27TH ALNAP MEETING
CHENNAI, INDIA
Background Paper
- Introduction
Urbanisation is a social phenomenon and a physical transformation of landscapes that has been described as ‘one of the most powerful, irreversible, and visible anthropogenic forces on Earth’ (IHDP, 2005). It may well amount to the most significant change in human civilisation since the coming of agriculture. The total urban population, which stood at just 10 per cent of the global population at the start of the 20th century, has in the past few years reached an unprecedented 50 per cent (UN, 2005). This much-reported event has been described as an irreversible tipping point (Crane and Kinzig, 2005) - the threshold of a new ‘urban millennium’ (UNFPA, 2007). Much of the available data indicates that urbanisation will continue at a scale and speed that redefines our relationship with each other and with the planet. (IHDP, 2005).

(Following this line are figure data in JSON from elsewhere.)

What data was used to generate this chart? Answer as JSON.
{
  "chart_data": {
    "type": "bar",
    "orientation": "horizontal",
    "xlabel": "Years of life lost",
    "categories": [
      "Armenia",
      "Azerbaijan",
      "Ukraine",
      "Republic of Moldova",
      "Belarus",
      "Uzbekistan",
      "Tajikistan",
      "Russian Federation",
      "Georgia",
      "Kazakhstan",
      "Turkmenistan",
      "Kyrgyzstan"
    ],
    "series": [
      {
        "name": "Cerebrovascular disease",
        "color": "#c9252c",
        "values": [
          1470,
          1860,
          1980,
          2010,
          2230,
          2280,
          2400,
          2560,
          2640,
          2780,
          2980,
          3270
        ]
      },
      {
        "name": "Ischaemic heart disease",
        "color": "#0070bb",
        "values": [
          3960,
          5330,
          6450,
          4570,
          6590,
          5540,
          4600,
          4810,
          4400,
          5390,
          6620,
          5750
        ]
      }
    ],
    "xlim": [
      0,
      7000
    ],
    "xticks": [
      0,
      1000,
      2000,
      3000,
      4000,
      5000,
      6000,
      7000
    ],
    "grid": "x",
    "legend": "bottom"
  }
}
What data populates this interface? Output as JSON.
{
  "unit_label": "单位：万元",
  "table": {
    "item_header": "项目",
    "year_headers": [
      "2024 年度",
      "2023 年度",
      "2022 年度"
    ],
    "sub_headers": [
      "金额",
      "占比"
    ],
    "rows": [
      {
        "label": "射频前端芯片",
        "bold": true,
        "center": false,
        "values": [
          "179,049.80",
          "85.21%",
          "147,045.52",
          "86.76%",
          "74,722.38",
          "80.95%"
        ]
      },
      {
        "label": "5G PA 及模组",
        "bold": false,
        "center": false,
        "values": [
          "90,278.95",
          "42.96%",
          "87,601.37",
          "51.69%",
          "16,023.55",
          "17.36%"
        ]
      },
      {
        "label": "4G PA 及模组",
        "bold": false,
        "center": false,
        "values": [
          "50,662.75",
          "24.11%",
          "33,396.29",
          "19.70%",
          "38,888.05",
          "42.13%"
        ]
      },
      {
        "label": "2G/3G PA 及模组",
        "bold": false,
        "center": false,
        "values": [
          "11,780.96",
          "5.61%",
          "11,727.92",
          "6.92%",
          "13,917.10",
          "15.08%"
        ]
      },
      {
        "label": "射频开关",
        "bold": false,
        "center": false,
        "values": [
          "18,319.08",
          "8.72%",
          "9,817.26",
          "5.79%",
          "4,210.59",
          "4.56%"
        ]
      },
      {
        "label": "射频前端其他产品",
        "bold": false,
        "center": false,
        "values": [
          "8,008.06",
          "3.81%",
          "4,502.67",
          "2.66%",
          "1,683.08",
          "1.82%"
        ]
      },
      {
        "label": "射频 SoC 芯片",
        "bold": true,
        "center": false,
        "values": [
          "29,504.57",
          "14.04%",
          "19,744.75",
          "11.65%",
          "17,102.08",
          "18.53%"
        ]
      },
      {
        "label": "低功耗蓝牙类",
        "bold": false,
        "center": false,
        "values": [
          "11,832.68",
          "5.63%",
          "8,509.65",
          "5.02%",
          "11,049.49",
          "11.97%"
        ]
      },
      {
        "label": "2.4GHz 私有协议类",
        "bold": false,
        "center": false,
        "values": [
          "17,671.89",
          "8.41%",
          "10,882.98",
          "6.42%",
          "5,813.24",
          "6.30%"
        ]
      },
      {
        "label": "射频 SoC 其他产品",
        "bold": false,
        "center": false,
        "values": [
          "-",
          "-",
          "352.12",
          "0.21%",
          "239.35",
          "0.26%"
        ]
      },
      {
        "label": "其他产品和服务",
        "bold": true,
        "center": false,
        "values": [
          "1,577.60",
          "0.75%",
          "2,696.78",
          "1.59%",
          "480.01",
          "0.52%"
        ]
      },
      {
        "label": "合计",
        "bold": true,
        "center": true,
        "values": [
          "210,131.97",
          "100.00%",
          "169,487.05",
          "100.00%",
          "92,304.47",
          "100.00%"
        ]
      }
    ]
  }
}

• In 1900 there were 16 cities around the world with populations of 1 million or more people, a lmost entirely in developed countries. By 2000, there were 400 cities with populations of more than 1 million around the world, three quarters of which were in developing countries (UN, 2005).
• By 2030, the global population will stand at 9 billion, and the global urban population will account for up to 60 per cent of this figure (ibid). Almost all population growth in the next 30 years will take place in urban settings. To put this shift into perspective, there will be almost twice as many people living in cities 2030 as there were people living on the planet in 1970.
• Most of this urban growth will be in small and medium-sized cities rather than mega-cities, with about half of the world’s urban population residing in cities of 500,000 people or fewer. (UNHABITAT, 2009) These teeming cities will account for up to 90 per cent of all global economic activity (UN, 2005)
• In terms of sheer numbers, Asia will continue to house the largest number of people in its towns and cities. Africa, although the least urbanised continent today, will become home to 1.2 billion urban dwellers by 2050, with a significant youth majority (ibid).